The Lower East Side, 1938. (Berenice Abbott/Wikimedia)

Anzia Yezierska’s “Bread Givers:” A Lens on the Beehive of the Lower East Side

In "Bread Givers," her 1925 novel, Anzia Yezierska explored a world of pushcarts and tenements.

Anzia Yezierska’s Bread Givers emerged from a world of pushcarts and tenements, overworked mothers and fathers, arranged marriages and barrels of herring. Yezierska emerged from it, too.

Born in Poland in 1880, Yezierska emigrated with her family to the Lower East Side. She wrote largely autobiographical fiction, which helps give this novel its sense of authenticity. Like Sara Smolinsky, the novel’s narrator, Yezierska’s father studied scripture while her mother worked, and she was forced as a child to help support the family.

Bread Givers trains its lens over the beehive of the Lower East Side. The characters speak in sinuous Yiddish-English. Sara excels at hocking herring on the street, her boss exclaiming proudly, “Give only a look on that little nothing! Only skin and bones—but such quick hands! It burns in her an engine!”

But Sara, the youngest of four daughters, dreams to “make for myself a person,” which is where the heart of the novel lies.

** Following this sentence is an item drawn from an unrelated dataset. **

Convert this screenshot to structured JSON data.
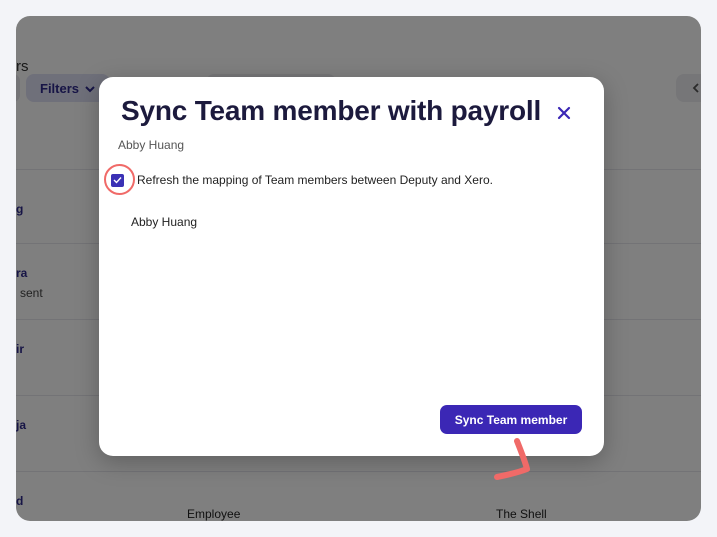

Sara’s father, Reb Smolinsky, is a tyrant of Old World sexism. Sara marvels at her father’s belief that “God didn’t listen to women. Heaven and the next world were only for men.” After he rejects the marriage proposals of each of his three older daughters’ would-be suitors and arranges marriages for them for his own financial gain, Sara leaves to earn a teaching degree. When she returns to the Lower East Side, the neighborhood hasn’t changed — but she has.

Late in the novel, Sara stumbles on her father, destitute and ill, in the street. She pities him and asks if he’ll come live with her. With gall that leaves her breathless, Reb Smolinsky says he’ll think about it only if she “promise[s] to keep sacred all that is sacred to me.”

Bread Givers put Yezierska on a path of moderate success. Samuel Goldwyn, of MGM fame, gave her a $100,000 contract to write screenplays. Her Hollywood publicists dubbed her the “Cinderella of the Sweatshop.” A final novel in 1950 revived interest in her work, and she died in California in 1970.

But Sara’s path ends far more uneasily. Though she dreams of a bigger life, when she finds her father in the street, she gives in. In a dart to the heart of the Jewish immigrant experience, Sara explains, “I felt the shadow still there, over me.” Seemingly speaking for her entire generation, she continues, “It wasn’t just my father,
but the generations who made my father whose weight was still upon me.”